Ten derde spelen de successierechten. De Broe: ‘Die kan je besparen door een beroep te doen op een offshore, maar dat kan je ook via een Belgische vennootschap. Als een Belgische vennootschap vastgoed bezit, dan kunnen de aandelen van die vastgoedvennootschap geschonken worden aan de volgende generatie. Als u dat niet doet voor een Belgische notaris –wat geen verplichting is– maar voor een buitenlandse notaris, dan betaal je geen Belgische schenkingrechten. En betaal je ook geen Belgische successierechten als die schenking met drie jaar overleefd wordt.’

‘Wanneer het Belgische vastgoed in een buitenlandse vennootschap zit, kan je exact hetzelfde doen. Meestal gaat het bij die offshores om aandelen aan toonder, en worden ze dus gewoon gegeven aan de volgende generatie. Er komt zelfs geen schenking via een buitenlandse notaris aan te pas. Ook hier geldt dezelfde regel: als die gift drie jaar overleefd wordt door de schenker, dan is er geen Belgische successiebelasting meer verschuld.’

338 offshore vennootschappen met vastgoed in België? ‘Ik kan er maar één reden voor vinden: dat het gebeurd is om de anonimiteit van het geld te verzekeren.’

Hoe verklaart De Broe dan de lijst van 338 offshore vennootschappen met vastgoed in België? ‘Ik kan er maar één reden voor vinden: dat het gebeurd is om de anonimiteit van het geld te verzekeren. Meer dan waarschijnlijk zijn het allemaal heel oude structuren, die dateren van voor de inwerkingtreding van de witwaswetgeving in 1995. Het gaat dus om structuren waarbij Belgen of niet-Belgen zwart geld hebben, en dat wederinvesteren in Belgisch vastgoed op een manier dat ze niet boven water willen komen, of dat de kleur van het geld niet openbaar gemaakt wordt. Vandaag de dag is dat niet meer denkbaar, want als een notaris vandaag een offshore Belgisch vastgoed ziet kopen, dan moet hij conform zijn verplichtingen onder de witwaswetgeving in actie komen (een melding doen aan de antiwitwascel, nvdr).’

Ook belangrijk, zegt De Broe, is wat er gebeurt wanneer buitenlandse vennootschappen hun Belgisch vastgoed verkopen. ‘Dan zit die offshore op een zak geld. Als je vervolgens die vennootschap liquideert, en er zit een Belg achter, dan moet hij in principe in België de liquidatiebonus aangeven –en laten belasten als roerend inkomen. Wordt die liquidatiebonus in België niet aangegeven, dan spreek je van fiscale fraude.’

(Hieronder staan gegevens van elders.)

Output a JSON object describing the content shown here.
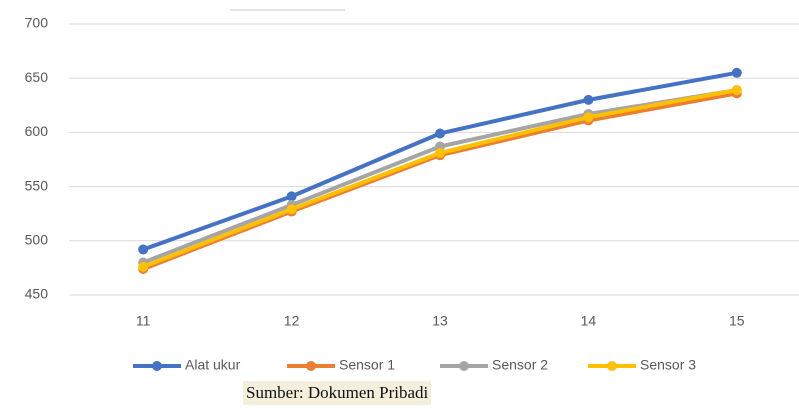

De Panama Papers zijn een samenwerking tussen Süddeutsche Zeitung, ICIJ, Knack, Le Soir, De Tijd en MO*. Voor bovenstaand onderzoek naar de link tussen belastingparadijzen en Belgisch vastgoed ontving Le Soir-collega Joel Matriche een beurs van het Fonds pour le journalisme en Fédération Wallonie-Bruxelles.